IGOR FERNÁNDEZ
PSICOLOGÍA

Destellos de desnudez

En estas semanas, las noticias y las redes sociales se han hecho eco de un incidente que no deja de ser una ilustración de la confusión de pensamiento sobre ciertos temas en la sociedad de la información en la que vivimos, queramos o no. En este caso, le ha tocado a la desnudez. Una famosísima red social censuró en la página de una de sus usuarias una fotografía de la “Venus de Willendorf” por pornografía –esa imagen paleolítica de piedra que representa a una mujer desnuda con grandes pechos y caderas– y, no siendo el primer caso en lo que a estas redes se refiere, y ya que las hemos venido a llamar “sociales”, cabe darle una pensada. En particular, a esa fina línea con la que últimamente delimitamos lo íntimo y lo público y ya no solo en los medios diversos sino en un paulatino tinte interno.

Llegamos a mezclar por dentro ambos espacios sin gran mediación consciente, como si nadáramos en una sopa de pensamientos y sensaciones, aderezadas de creencias morales, costumbres y deseos. De ahí la confusión entre lo que es la pornografía y la vivencia de la desnudez o el sexo, directamente. Evidentemente, aunque hablemos del cuerpo y sus usos, realmente dicha línea puede ser trazada entre las “desnudeces” y las “pornografías” referentes a otras facetas de la crudeza y naturalidad de lo que somos.

Vivir en grupo nos inclina generalmente a la homogeneidad con ese grupo, a unificar criterios sobre lo que todos vemos y a controlar/esconder/limitar lo que nos diferencia, “no vaya a ser que…”. Lo peculiar del momento que vivimos es que nuestras pertenencias parecen ser tan frágiles que percibimos la censura potencial y el rechazo de los otros con gran facilidad. A esto, evidentemente, contribuimos todos cuando lo primero que tenemos en la boca o en la punta de los dedos es la crítica del otro, o cuando lo miramos como un objeto, no como un igual o un par. Cuando hacemos esto, cuando convenimos y abrimos la veda para el desuello moral, emocional, de otros, también firmamos un contrato de conformidad por el cual, llegado el momento, podemos ser nosotros mismos los nuevos sujetos de ataques similares.

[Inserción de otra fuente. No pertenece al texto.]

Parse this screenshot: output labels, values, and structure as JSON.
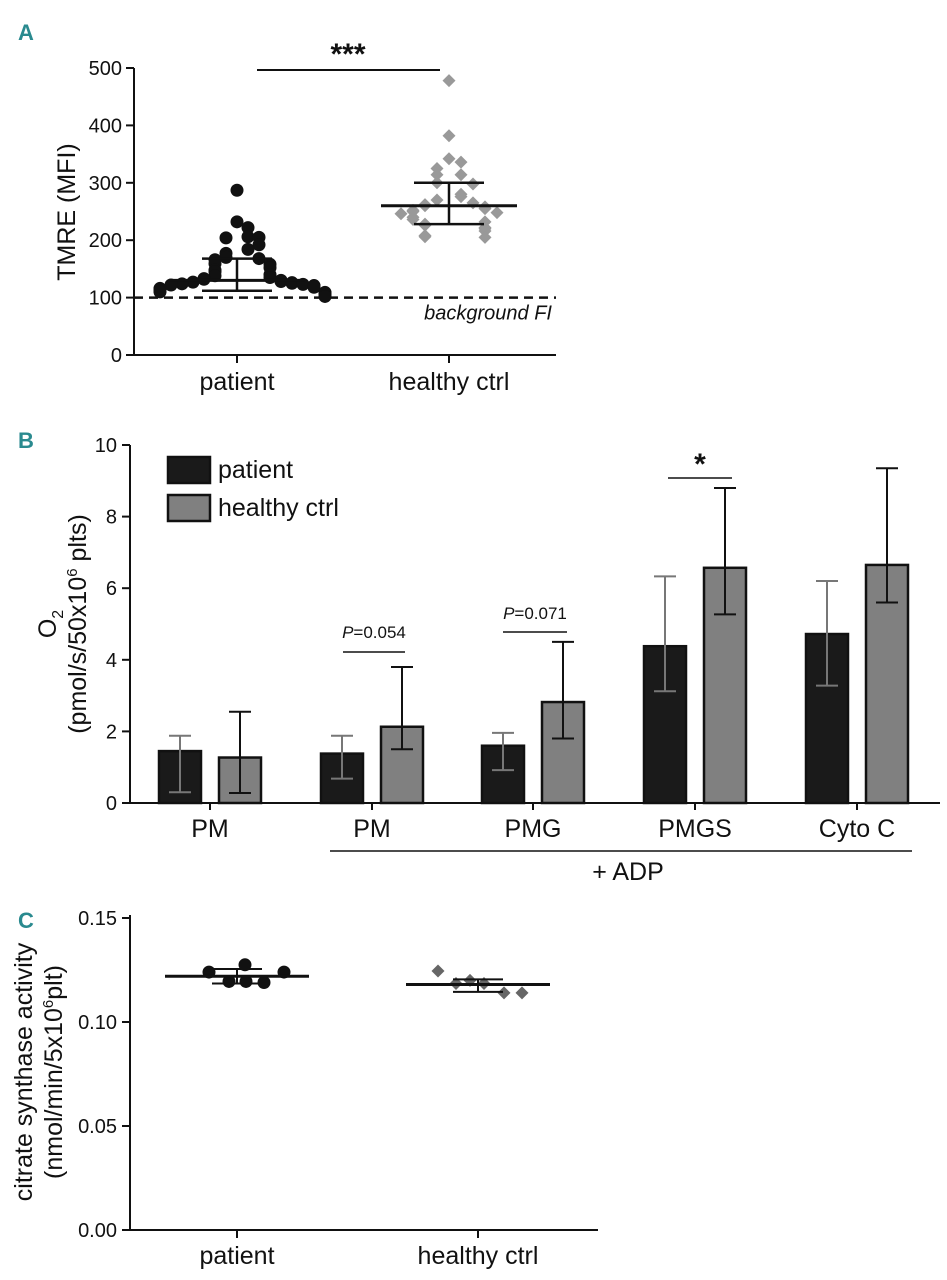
{
  "chart_data": [
    {
      "panel": "A",
      "type": "scatter",
      "ylabel": "TMRE (MFI)",
      "ylim": [
        0,
        500
      ],
      "yticks": [
        "0",
        "100",
        "200",
        "300",
        "400",
        "500"
      ],
      "categories": [
        "patient",
        "healthy ctrl"
      ],
      "reference_line": {
        "value": 100,
        "label": "background FI",
        "style": "dashed"
      },
      "significance": "***",
      "series": [
        {
          "name": "patient",
          "marker": "circle",
          "color": "#111111",
          "values": [
            287,
            232,
            222,
            206,
            204,
            205,
            192,
            184,
            177,
            170,
            168,
            166,
            159,
            158,
            152,
            148,
            145,
            140,
            138,
            135,
            133,
            132,
            130,
            128,
            127,
            126,
            125,
            124,
            123,
            122,
            121,
            120,
            118,
            116,
            115,
            113,
            112,
            110,
            109,
            108,
            107,
            106,
            105,
            104,
            103,
            102
          ],
          "median": 130,
          "iqr": [
            112,
            168
          ]
        },
        {
          "name": "healthy ctrl",
          "marker": "diamond",
          "color": "#999999",
          "values": [
            478,
            382,
            342,
            336,
            325,
            314,
            314,
            300,
            298,
            280,
            276,
            270,
            265,
            262,
            260,
            258,
            255,
            252,
            250,
            248,
            246,
            240,
            236,
            232,
            228,
            226,
            222,
            220,
            216,
            208,
            206,
            205
          ],
          "median": 260,
          "iqr": [
            228,
            300
          ]
        }
      ]
    },
    {
      "panel": "B",
      "type": "bar",
      "ylabel_line1": "O",
      "ylabel_sub": "2",
      "ylabel_line2a": "(pmol/s/50x10",
      "ylabel_sup": "6",
      "ylabel_line2b": " plts)",
      "ylim": [
        0,
        10
      ],
      "yticks": [
        "0",
        "2",
        "4",
        "6",
        "8",
        "10"
      ],
      "categories": [
        "PM",
        "PM",
        "PMG",
        "PMGS",
        "Cyto C"
      ],
      "group_label": "+ ADP",
      "series": [
        {
          "name": "patient",
          "color": "#1a1a1a",
          "values": [
            1.45,
            1.38,
            1.6,
            4.38,
            4.72
          ],
          "err_low": [
            0.3,
            0.68,
            0.92,
            3.12,
            3.28
          ],
          "err_high": [
            1.88,
            1.88,
            1.96,
            6.33,
            6.2
          ]
        },
        {
          "name": "healthy ctrl",
          "color": "#808080",
          "values": [
            1.27,
            2.13,
            2.82,
            6.57,
            6.65
          ],
          "err_low": [
            0.28,
            1.5,
            1.8,
            5.27,
            5.6
          ],
          "err_high": [
            2.55,
            3.8,
            4.5,
            8.8,
            9.35
          ]
        }
      ],
      "annotations": [
        {
          "text_p": "P",
          "text_rest": "=0.054",
          "group": 1
        },
        {
          "text_p": "P",
          "text_rest": "=0.071",
          "group": 2
        },
        {
          "text": "*",
          "group": 3
        }
      ]
    },
    {
      "panel": "C",
      "type": "scatter",
      "ylabel_line1": "citrate synthase activity",
      "ylabel_line2a": "(nmol/min/5x10",
      "ylabel_sup": "6",
      "ylabel_line2b": "plt)",
      "ylim": [
        0,
        0.15
      ],
      "yticks": [
        "0.00",
        "0.05",
        "0.10",
        "0.15"
      ],
      "categories": [
        "patient",
        "healthy ctrl"
      ],
      "series": [
        {
          "name": "patient",
          "marker": "circle",
          "color": "#111111",
          "values": [
            0.124,
            0.1275,
            0.124,
            0.1195,
            0.1195,
            0.119
          ],
          "mean": 0.122,
          "sd": [
            0.1185,
            0.1255
          ]
        },
        {
          "name": "healthy ctrl",
          "marker": "diamond",
          "color": "#666666",
          "values": [
            0.1245,
            0.12,
            0.1185,
            0.1185,
            0.114,
            0.114
          ],
          "mean": 0.118,
          "sd": [
            0.1145,
            0.1205
          ]
        }
      ]
    }
  ],
  "panels": {
    "a": "A",
    "b": "B",
    "c": "C"
  }
}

Si jugamos a esto, a todos nos puede tocar. Y sí, todos tenemos responsabilidad –y potestad– en cuanto a crear un clima de “garras fuera”, de todo vale porque hay que extraer la disonancia que nos cuestiona. Una forma estupenda de evitar que llegue nuestro turno –y de contribuir al juego– es meter bien dentro lo que es potencialmente la puerta de entrada, lo visible que “puede” generar cierta incomodidad. Y la palabra “puede” es importante porque en el cálculo de probabilidades y, teniendo en cuenta que nuestra imaginación puede llegar muy lejos, cualquier faceta que haya recibido un comentario disonante alguna vez “puede” ser el asa por el que nos atrape la crueldad del criticón. Así que, para evitar sustos, “es mejor no hablar de ciertos temas”, aunque sean importantes, formen parte intrínseca de mí, o sean inofensivos –no porque alguien no se pueda sentir ofendido, sino porque en el fondo, compartirlos no pueden de facto dañar a nadie–. Hace unos cuantos años un profesor de psicología social que yo tenía en la facultad decía que la emoción que probablemente más veces sentimos sea el miedo –no hay más que ver noticias–, y cuando uno se para a mirarse, igual, como grupo estamos añadiendo la vergüenza sin darnos cuenta a nuestro ADN emocional y cultural. Y si eso es así, sin duda nuestra audacia para cambiar las cosas y salir de nosotros mismos en busca de otros sistemas u horizontes va a encontrarse con un gran escollo.

Evidentemente, éstas son solo reflexiones a raíz de unas noticias curiosas, asociaciones de aquí y de allá entre la experiencia vital y el conocimiento profesional, íntimas quizá y potencialmente criticables, pero prefiero pensar en voz alta.